Detecting and Classifying Flares in High-Resolution Solar Spectra with Supervised Machine Learning
Nicole Hao, Laura Flagg, Ray Jayawardhana
TL;DR
The paper addresses solar flare contamination in high-resolution spectra and its implications for exoplanet transmission spectroscopy by building a standardized supervised-learning workflow that combines HARPS-N solar spectra with RHESSI flare labels. It preprocesses the data with normalization, noise filtering, and PCA, labels spectra into three flare categories, and assesses multiple classifiers, identifying SVC with an RBF kernel as the best performer. The model achieves a final aggregate accuracy of about $0.65$ and class-wise accuracies of $0.64$, $0.77$, and $0.56$, with notable improvements for weak flares after hyperparameter tuning. The work demonstrates robustness to new data and outlines future directions, including deep learning approaches and extending the framework to flare classification in exoplanet host stars for improved spectral correction.
Abstract
Flares are a well-studied aspect of the Sun's magnetic activity.
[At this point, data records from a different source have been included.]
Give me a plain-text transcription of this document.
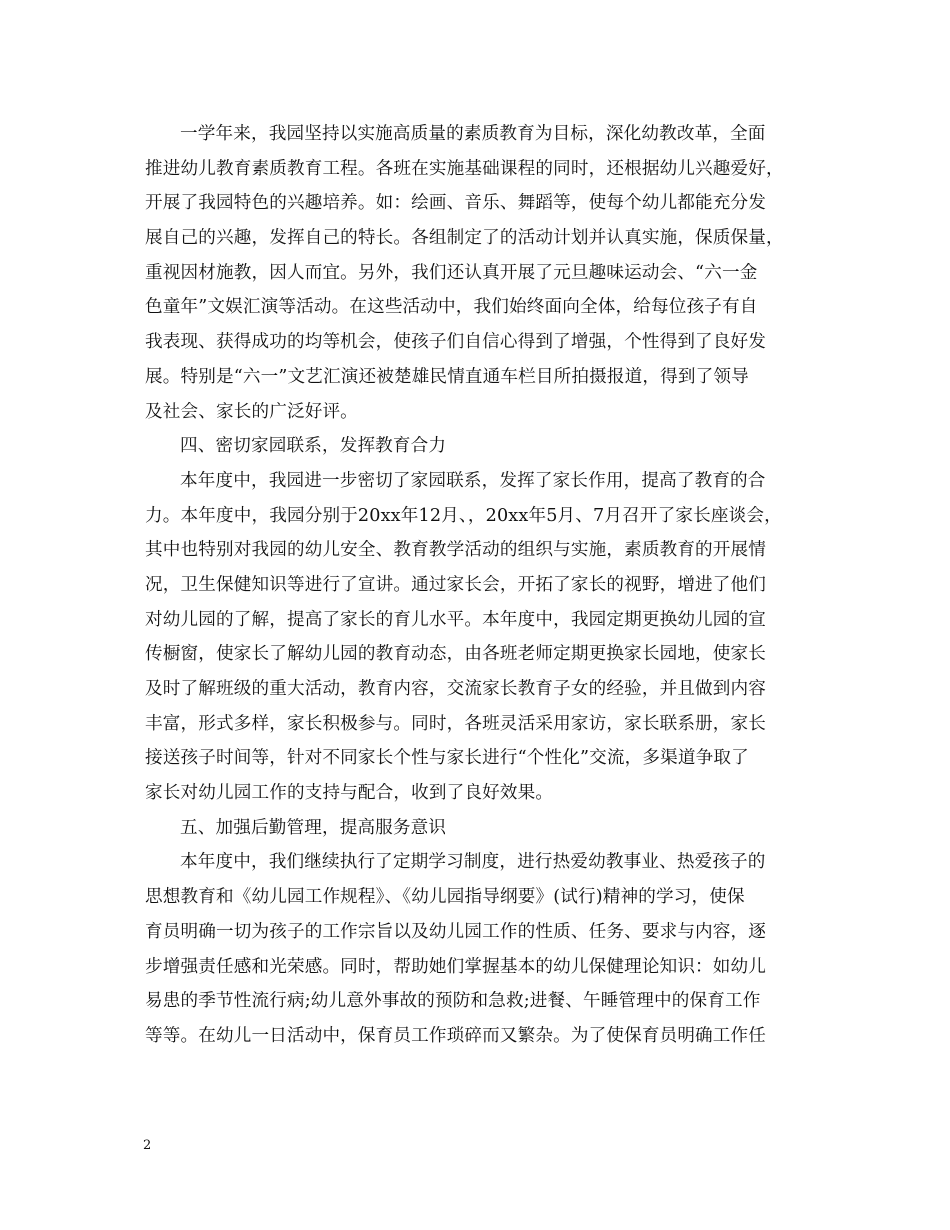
一学年来，我园坚持以实施高质量的素质教育为目标，深化幼教改革，全面
推进幼儿教育素质教育工程。各班在实施基础课程的同时，还根据幼儿兴趣爱好，
开展了我园特色的兴趣培养。如：绘画、音乐、舞蹈等，使每个幼儿都能充分发
展自己的兴趣，发挥自己的特长。各组制定了的活动计划并认真实施，保质保量，
重视因材施教，因人而宜。另外，我们还认真开展了元旦趣味运动会、“六一金
色童年”文娱汇演等活动。在这些活动中，我们始终面向全体，给每位孩子有自
我表现、获得成功的均等机会，使孩子们自信心得到了增强，个性得到了良好发
展。特别是“六一”文艺汇演还被楚雄民情直通车栏目所拍摄报道，得到了领导
及社会、家长的广泛好评。
四、密切家园联系，发挥教育合力
本年度中，我园进一步密切了家园联系，发挥了家长作用，提高了教育的合
力。本年度中，我园分别于20xx年12月、，20xx年5月、7月召开了家长座谈会，
其中也特别对我园的幼儿安全、教育教学活动的组织与实施，素质教育的开展情
况，卫生保健知识等进行了宣讲。通过家长会，开拓了家长的视野，增进了他们
对幼儿园的了解，提高了家长的育儿水平。本年度中，我园定期更换幼儿园的宣
传橱窗，使家长了解幼儿园的教育动态，由各班老师定期更换家长园地，使家长
及时了解班级的重大活动，教育内容，交流家长教育子女的经验，并且做到内容
丰富，形式多样，家长积极参与。同时，各班灵活采用家访，家长联系册，家长
接送孩子时间等，针对不同家长个性与家长进行“个性化”交流，多渠道争取了
家长对幼儿园工作的支持与配合，收到了良好效果。
五、加强后勤管理，提高服务意识
本年度中，我们继续执行了定期学习制度，进行热爱幼教事业、热爱孩子的
思想教育和《幼儿园工作规程》、《幼儿园指导纲要》(试行)精神的学习，使保
育员明确一切为孩子的工作宗旨以及幼儿园工作的性质、任务、要求与内容，逐
步增强责任感和光荣感。同时，帮助她们掌握基本的幼儿保健理论知识：如幼儿
易患的季节性流行病;幼儿意外事故的预防和急救;进餐、午睡管理中的保育工作
等等。在幼儿一日活动中，保育员工作琐碎而又繁杂。为了使保育员明确工作任
2
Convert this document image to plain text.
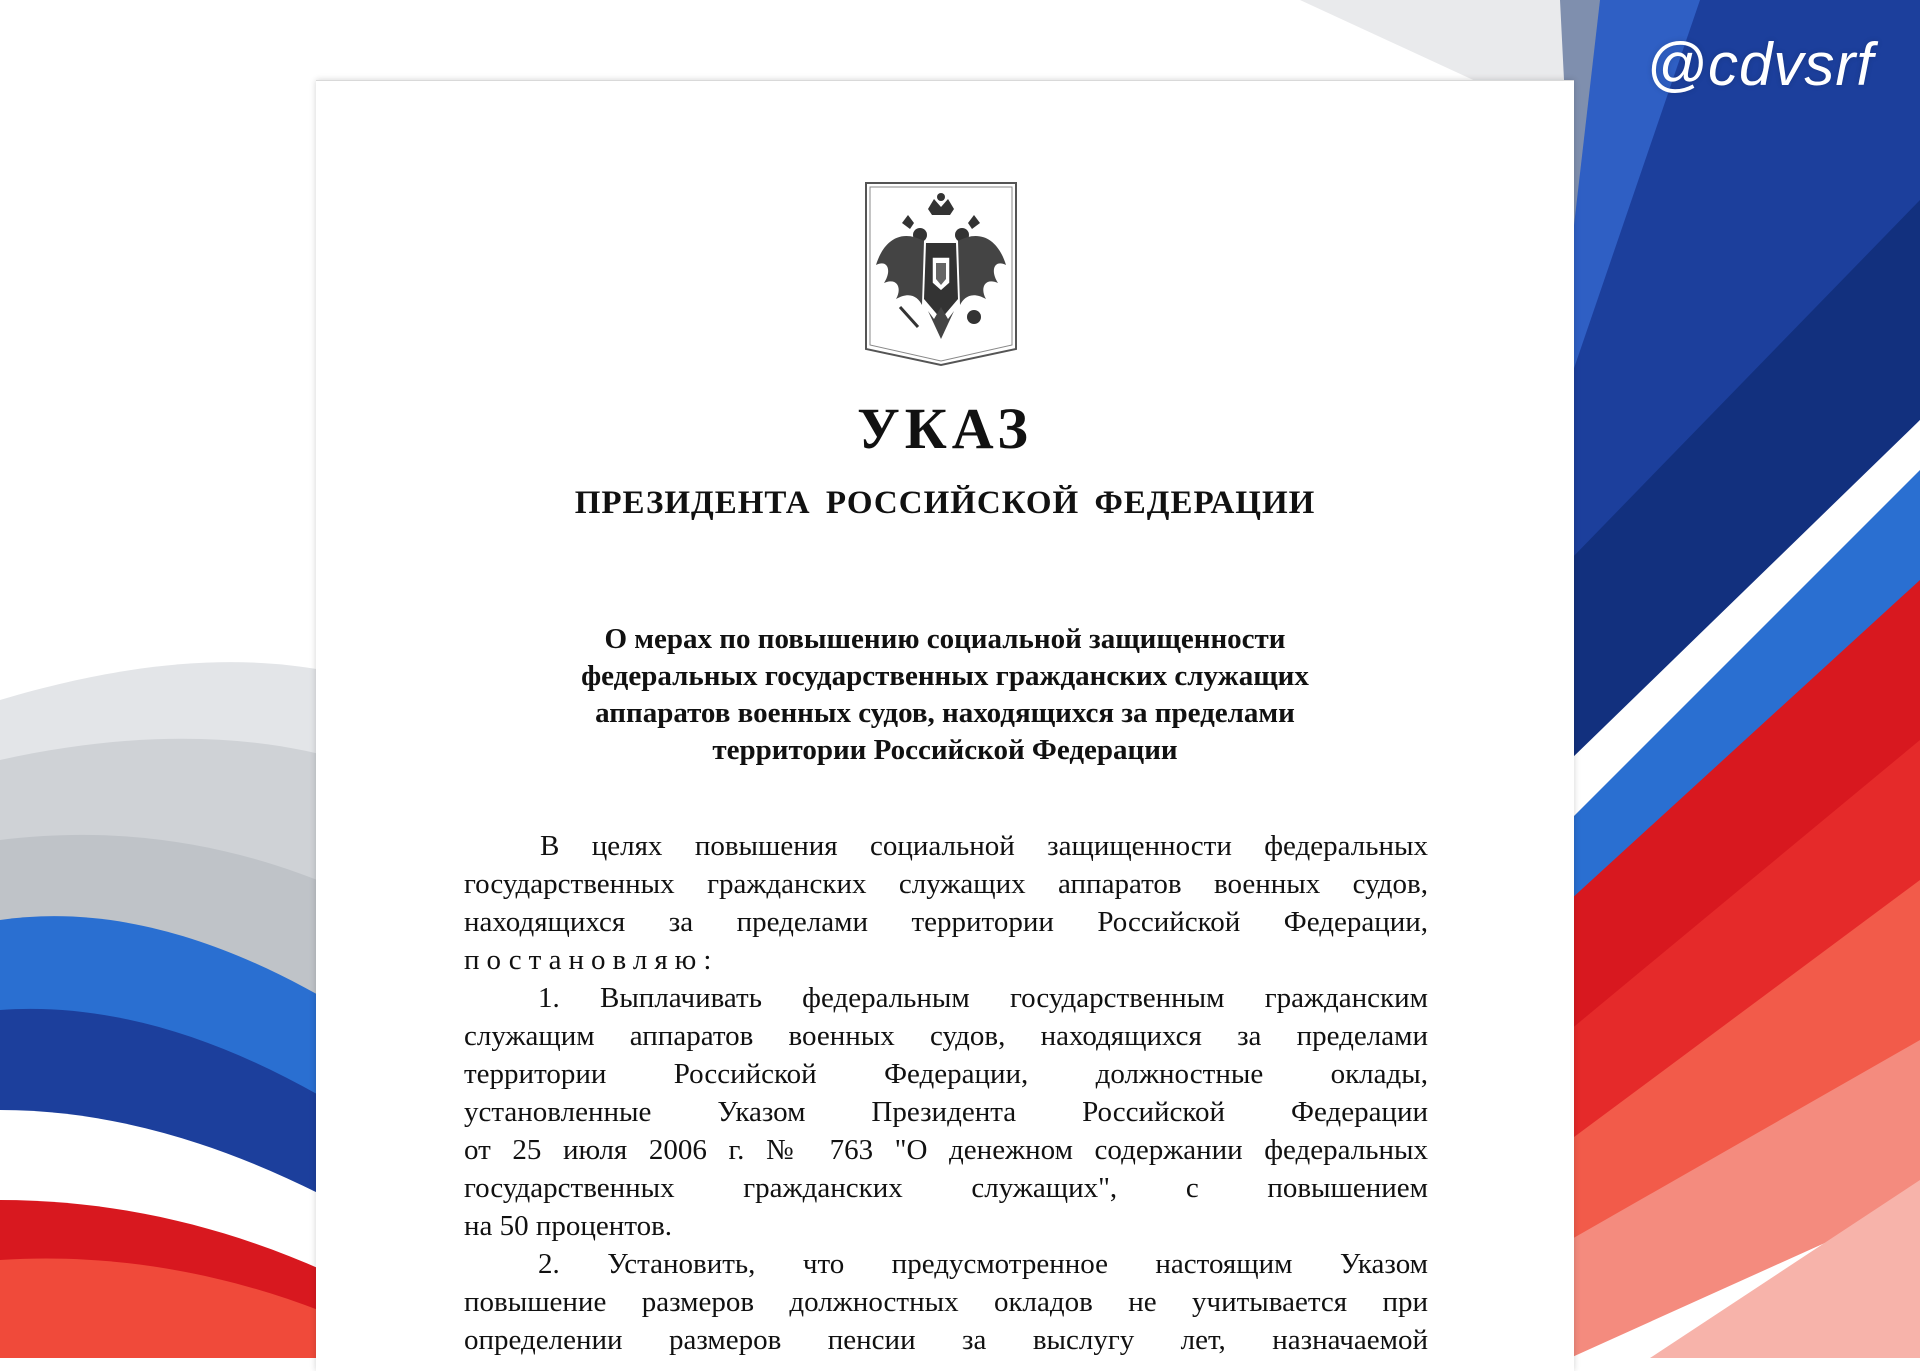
@cdvsrf
УКАЗ
ПРЕЗИДЕНТА РОССИЙСКОЙ ФЕДЕРАЦИИ
О мерах по повышению социальной защищенности
федеральных государственных гражданских служащих
аппаратов военных судов, находящихся за пределами
территории Российской Федерации
В целях повышения социальной защищенности федеральных
государственных гражданских служащих аппаратов военных судов,
находящихся за пределами территории Российской Федерации,
постановляю:
1. Выплачивать федеральным государственным гражданским
служащим аппаратов военных судов, находящихся за пределами
территории Российской Федерации, должностные оклады,
установленные Указом Президента Российской Федерации
от 25 июля 2006 г. № 763 "О денежном содержании федеральных
государственных гражданских служащих", с повышением
на 50 процентов.
2. Установить, что предусмотренное настоящим Указом
повышение размеров должностных окладов не учитывается при
определении размеров пенсии за выслугу лет, назначаемой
Detecting and classifying solar flares can inform the analysis of contamination caused by stellar flares in exoplanet transmission spectra. In this paper, we present a standardized procedure to classify solar flares with the aid of supervised machine learning. Using flare data from the RHESSI mission and solar spectra from the HARPS-N instrument, we trained several supervised machine learning models, and found that the best performing algorithm is a C-Support Vector Machine (SVC) with non-linear kernels, specifically Radial Basis Functions (RBF). The best-trained model, SVC with RBF kernels, achieves an average aggregate accuracy score of 0.65, and categorical accuracy scores of over 0.70 for the no-flare and weak-flare classes, respectively. In comparison, a blind classification algorithm would have an accuracy score of 0.33. Testing showed that the model is able to detect and classify solar flares in entirely new data with different characteristics and distributions from those of the training set. Future efforts could focus on enhancing classification accuracy, investigating the efficacy of alternative models, particularly deep learning models, and incorporating more datasets to extend the application of this framework to stars that host exoplanets.